A decreased n-6/n-3 PUFA ratio can be achieved with simple dietary counselling, resulting in multiple, potentially favourable effects on the metabolic and inflammatory profiles.
背景/目的:摄入n-3多不饱和脂肪酸(PUFA)对炎症和心血管疾病有积极影响。然而,西方饮食的特点是n-3 PUFA摄入量低,且n-6/n-3 PUFA比例失衡。研究为期10周的饮食调整以降低n-6/n-3 PUFA比例对心血管危险因素和静息能量消耗的影响。
对17名健康受试者进行为期10周的饮食干预。在干预前及干预结束时记录饮食摄入量、正常血糖高胰岛素钳夹试验、间接测热法、血脂谱、激素、炎症标志物及红细胞膜脂肪酸组成。比较基线水平与治疗后水平。

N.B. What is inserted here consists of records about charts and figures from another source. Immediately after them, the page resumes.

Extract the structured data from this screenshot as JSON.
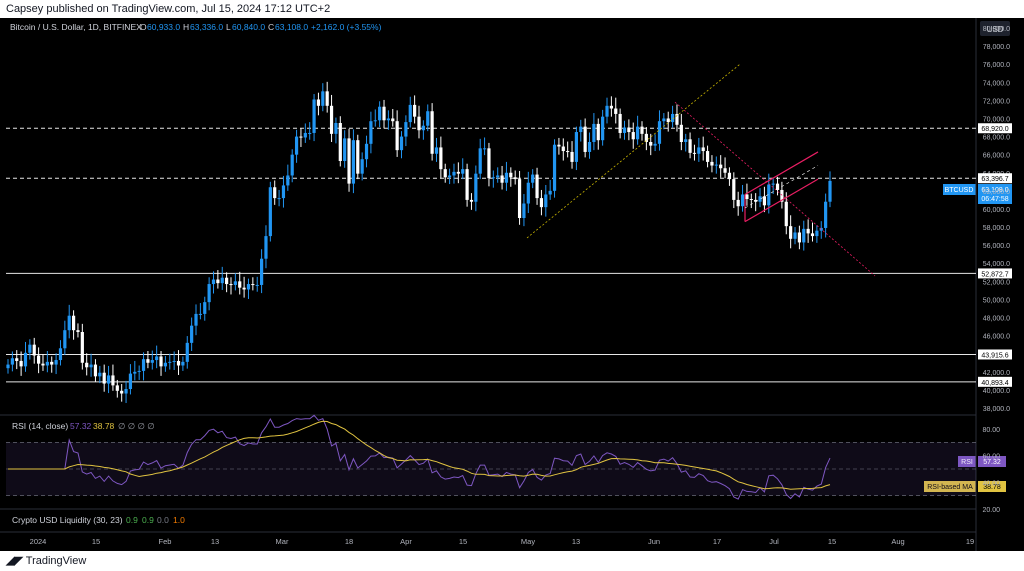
{
  "header": {
    "published_text": "Capsey published on TradingView.com, Jul 15, 2024 17:12 UTC+2"
  },
  "footer": {
    "brand": "TradingView"
  },
  "legend": {
    "symbol": "Bitcoin / U.S. Dollar, 1D, BITFINEX",
    "o_label": "O",
    "o_value": "60,933.0",
    "h_label": "H",
    "h_value": "63,336.0",
    "l_label": "L",
    "l_value": "60,840.0",
    "c_label": "C",
    "c_value": "63,108.0",
    "change": "+2,162.0 (+3.55%)"
  },
  "price_axis": {
    "currency": "USD",
    "ticks": [
      "80,000.0",
      "78,000.0",
      "76,000.0",
      "74,000.0",
      "72,000.0",
      "70,000.0",
      "68,000.0",
      "66,000.0",
      "64,000.0",
      "62,000.0",
      "60,000.0",
      "58,000.0",
      "56,000.0",
      "54,000.0",
      "52,000.0",
      "50,000.0",
      "48,000.0",
      "46,000.0",
      "44,000.0",
      "42,000.0",
      "40,000.0",
      "38,000.0"
    ],
    "tick_values": [
      80000,
      78000,
      76000,
      74000,
      72000,
      70000,
      68000,
      66000,
      64000,
      62000,
      60000,
      58000,
      56000,
      54000,
      52000,
      50000,
      48000,
      46000,
      44000,
      42000,
      40000,
      38000
    ],
    "last_price_symbol": "BTCUSD",
    "last_price": "63,108.0",
    "countdown": "06:47:58",
    "level_labels": [
      {
        "text": "68,920.0",
        "value": 68920
      },
      {
        "text": "63,396.7",
        "value": 63396.7
      },
      {
        "text": "52,872.7",
        "value": 52872.7
      },
      {
        "text": "43,915.6",
        "value": 43915.6
      },
      {
        "text": "40,893.4",
        "value": 40893.4
      }
    ]
  },
  "rsi_panel": {
    "title": "RSI (14, close)",
    "rsi_value": "57.32",
    "ma_value": "38.78",
    "extras": "∅ ∅ ∅ ∅",
    "ticks": [
      "80.00",
      "60.00",
      "40.00",
      "20.00"
    ],
    "tick_values": [
      80,
      60,
      40,
      20
    ],
    "badge_rsi_label": "RSI",
    "badge_rsi_value": "57.32",
    "badge_ma_label": "RSI-based MA",
    "badge_ma_value": "38.78",
    "colors": {
      "rsi": "#7e57c2",
      "ma": "#e0c341"
    }
  },
  "liquidity_panel": {
    "title": "Crypto USD Liquidity (30, 23)",
    "v1": "0.9",
    "v2": "0.9",
    "v3": "0.0",
    "v4": "1.0"
  },
  "time_axis": {
    "labels": [
      "2024",
      "15",
      "Feb",
      "13",
      "Mar",
      "18",
      "Apr",
      "15",
      "May",
      "13",
      "Jun",
      "17",
      "Jul",
      "15",
      "Aug",
      "19"
    ]
  },
  "colors": {
    "up": "#2196f3",
    "down": "#ffffff",
    "accent": "#2962ff",
    "level_line": "#ffffff",
    "channel": "#e91e63"
  },
  "chart_data": {
    "type": "candlestick",
    "title": "Bitcoin / U.S. Dollar, 1D, BITFINEX",
    "ylim": [
      37000,
      81000
    ],
    "horizontal_levels": [
      68920,
      63396.7,
      52872.7,
      43915.6,
      40893.4
    ],
    "closes": [
      42800,
      43500,
      43200,
      42600,
      44100,
      45000,
      43800,
      42900,
      42700,
      43100,
      42800,
      43300,
      44600,
      46600,
      48200,
      46600,
      46400,
      43000,
      42500,
      42800,
      41500,
      41900,
      40700,
      41600,
      40500,
      39900,
      39600,
      40100,
      41800,
      42000,
      42100,
      43400,
      43000,
      43300,
      43700,
      42600,
      43000,
      43100,
      43200,
      42700,
      43100,
      45200,
      47100,
      48400,
      48400,
      49700,
      51700,
      52200,
      51800,
      52400,
      51700,
      51600,
      52000,
      51300,
      51100,
      51700,
      51600,
      51600,
      54500,
      57000,
      62400,
      61200,
      61200,
      62600,
      63700,
      66000,
      68000,
      67900,
      68400,
      68400,
      72100,
      71400,
      73000,
      71400,
      68300,
      69500,
      65300,
      67800,
      62800,
      67600,
      63900,
      65500,
      67200,
      69700,
      69800,
      71300,
      69800,
      70000,
      69700,
      66500,
      68000,
      69600,
      71500,
      70200,
      68700,
      69200,
      70800,
      66100,
      66800,
      64400,
      63500,
      63700,
      64100,
      63900,
      64400,
      61000,
      60800,
      63900,
      66700,
      66700,
      63400,
      63500,
      63700,
      62900,
      64000,
      63500,
      63300,
      59000,
      60600,
      62900,
      63800,
      61200,
      60200,
      61600,
      62000,
      67100,
      66900,
      66400,
      66300,
      65200,
      68500,
      69100,
      66300,
      67400,
      69400,
      67600,
      70200,
      71400,
      71100,
      70500,
      68400,
      69000,
      68500,
      67700,
      69100,
      68300,
      67400,
      67000,
      67200,
      69700,
      70000,
      69600,
      70500,
      69300,
      67400,
      67700,
      66200,
      66100,
      66800,
      66400,
      65200,
      64800,
      64900,
      64500,
      64000,
      63300,
      61000,
      60300,
      61600,
      61100,
      61000,
      60800,
      61400,
      60400,
      62700,
      62800,
      62100,
      60800,
      58100,
      56700,
      57400,
      56300,
      57800,
      57300,
      57000,
      57600,
      57900,
      60800,
      63100
    ]
  }
}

亚油酸/α-亚麻酸比例的饮食记录(基线:32.2(标准差3.7),干预后:2.2(标准差0.1),P<0.0001)及红细胞膜脂肪酸组成反映出良好的依从性。饮食干预与肿瘤坏死因子-α(TNF-α)显著降低(基线:2.2(标准差0.3),干预后:1.5(标准差0.3)pg/ml,P=0.01)、低密度脂蛋白胆固醇(基线:2.5(标准差0.2),干预后:2.3(标准差0.1)mmol/l,P=0.03)以及脂联素升高(基线:6.5(标准差0.7),干预后:7.6(标准差0.6)μg/ml,P=0.02)相关。空腹脂质氧化增加(基线:0.7(标准差0.1),干预后:0.9(标准差0.1)mg/kg·min,P=0.01),而空腹及高胰岛素状态下葡萄糖氧化均降低(空腹:基线:1.6(标准差0.1),干预后:1.3(标准差0.1)mg/kg·min,P=0.02;高胰岛素状态:基线:3.6(标准差0.1),干预后:3.3(标准差0.1)mg/kg·min,P=0.04)。胰岛素敏感性未受干预影响。
通过简单的饮食咨询可降低n-6/n-3 PUFA比例,对代谢和炎症指标产生多种潜在有益影响。